Apesar de todos os esforços de entidades da sociedade civil, de estudiosos, de profissionais privados e públicos da área ambiental, de órgãos como o IBAMA, agências ambientais estaduais e municipais e do Ministério Público, a defesa ambiental no Brasil enfrenta problemas sérios e nem sempre consegue evitar tragédias como a de Mariana (MG).

Em 5 de novembro de 2015, barragens da empresa Samarco Mineração S.A., controlada pelas empresas BHP Billiton Brasil Ltda. e Vale S.A. , romperam-se e despejaram no rio Doce, na região de Mariana, cerca de 60 milhões de metros cúbicos de lama contaminada. Residências foram destruídas, pessoas foram mortas, número incontável de animais e outros seres foram exterminados, o rio tornou‑se sem vida e a poluição percorreu cerca de 880km até atingir o mar, onde também causou graves danos. Milhares de pessoas foram afetadas nesse que foi o maior incidente ambiental no país e ficaram impedidas de trabalhar por muitos meses. Até hoje a recuperação total dos danos não ocorreu nem se sabe se nem como acontecerá. Muitos desses danos são, na verdade, irreversíveis.

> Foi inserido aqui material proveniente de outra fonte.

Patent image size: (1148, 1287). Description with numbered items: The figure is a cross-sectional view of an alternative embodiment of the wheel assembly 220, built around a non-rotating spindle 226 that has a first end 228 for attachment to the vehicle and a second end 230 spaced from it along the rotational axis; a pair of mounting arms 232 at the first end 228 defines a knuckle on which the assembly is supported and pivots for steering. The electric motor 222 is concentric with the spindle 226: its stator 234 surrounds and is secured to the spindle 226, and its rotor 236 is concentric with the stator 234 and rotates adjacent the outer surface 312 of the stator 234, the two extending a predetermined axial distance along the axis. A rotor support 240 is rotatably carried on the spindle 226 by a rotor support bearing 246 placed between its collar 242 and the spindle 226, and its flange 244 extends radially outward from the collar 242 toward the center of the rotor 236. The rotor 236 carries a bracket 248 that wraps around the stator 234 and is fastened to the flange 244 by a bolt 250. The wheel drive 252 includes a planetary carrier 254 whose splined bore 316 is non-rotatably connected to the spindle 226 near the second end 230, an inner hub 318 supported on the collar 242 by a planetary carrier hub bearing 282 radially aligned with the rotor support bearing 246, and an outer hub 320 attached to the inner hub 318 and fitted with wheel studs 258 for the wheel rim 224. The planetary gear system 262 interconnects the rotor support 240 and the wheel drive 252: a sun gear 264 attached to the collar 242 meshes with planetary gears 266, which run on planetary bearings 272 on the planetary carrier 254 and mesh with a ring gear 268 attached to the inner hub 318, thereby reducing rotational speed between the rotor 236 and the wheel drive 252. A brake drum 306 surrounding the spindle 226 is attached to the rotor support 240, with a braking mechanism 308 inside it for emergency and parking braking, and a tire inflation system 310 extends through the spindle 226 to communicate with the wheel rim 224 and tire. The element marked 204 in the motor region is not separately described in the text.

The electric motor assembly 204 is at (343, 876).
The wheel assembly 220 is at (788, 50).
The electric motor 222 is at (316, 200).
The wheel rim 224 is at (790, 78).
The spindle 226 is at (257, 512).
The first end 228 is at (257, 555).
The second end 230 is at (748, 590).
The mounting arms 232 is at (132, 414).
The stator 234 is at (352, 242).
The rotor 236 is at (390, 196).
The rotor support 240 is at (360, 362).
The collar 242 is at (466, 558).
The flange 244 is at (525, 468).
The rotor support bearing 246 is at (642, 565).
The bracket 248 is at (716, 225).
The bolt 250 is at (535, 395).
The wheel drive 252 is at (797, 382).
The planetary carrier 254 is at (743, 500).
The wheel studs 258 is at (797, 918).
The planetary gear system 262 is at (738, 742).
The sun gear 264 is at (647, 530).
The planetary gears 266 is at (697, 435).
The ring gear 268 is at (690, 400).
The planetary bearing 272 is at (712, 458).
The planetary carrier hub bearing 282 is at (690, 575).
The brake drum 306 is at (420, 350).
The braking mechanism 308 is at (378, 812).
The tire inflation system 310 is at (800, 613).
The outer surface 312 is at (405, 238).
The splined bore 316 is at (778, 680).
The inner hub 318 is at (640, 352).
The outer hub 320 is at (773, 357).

Falhas em empreendimentos e desrespeito ao princípio da precaução e a normas ambientais têm causado tragédias em todo o mundo há décadas, como o vazamento de gases tóxicos em Bhopal, Índia, em 3 de dezembro de 1984 (45 toneladas de gases de uma fábrica de agrotóxicos da empresa Union Carbide, que mataram rapidamente 2.500 pessoas e causaram problemas em outras 150 mil); o acidente nuclear em Tchernóbil, Ucrânia (então parte da União Soviética), em 26 de abril de 1986 (superaquecimento de usina nuclear, que lançou enorme quantidade de radiação na atmosfera, matou cerca de 10 mil pessoas e causou câncer e outras doenças em milhares de outras, além de tornar inabitável a região); e o derramamento de óleo do petroleiro Exxon Valdez, em março de 1989 (40 milhões de litros, que mataram cerca de 100 mil aves e poluíram 2 mil quilômetros da costa do Alasca, nos EUA), entre muitos outros. Caso gravíssimo e pouco conhecido é o dos vazamentos de petróleo no delta do rio Níger, na Nigéria, que alguns apontam ocorrer há mais de 50 anos, exterminando a vida em largas áreas daquela região.

Aparentemente, algumas pessoas nada aprenderam com esses episódios. A PEC 65/2012 induz a muitas novas catástrofes ambientais. Se com o sistema atual de licenciamento e estudos de impacto ambiental esses acidentes têm sido frequentes, com a fragilização que a proposta permite eles certamente serão muito mais corriqueiros e graves.

Estamos destruindo nosso planeta, e essa PEC é um passo largo nessa direção.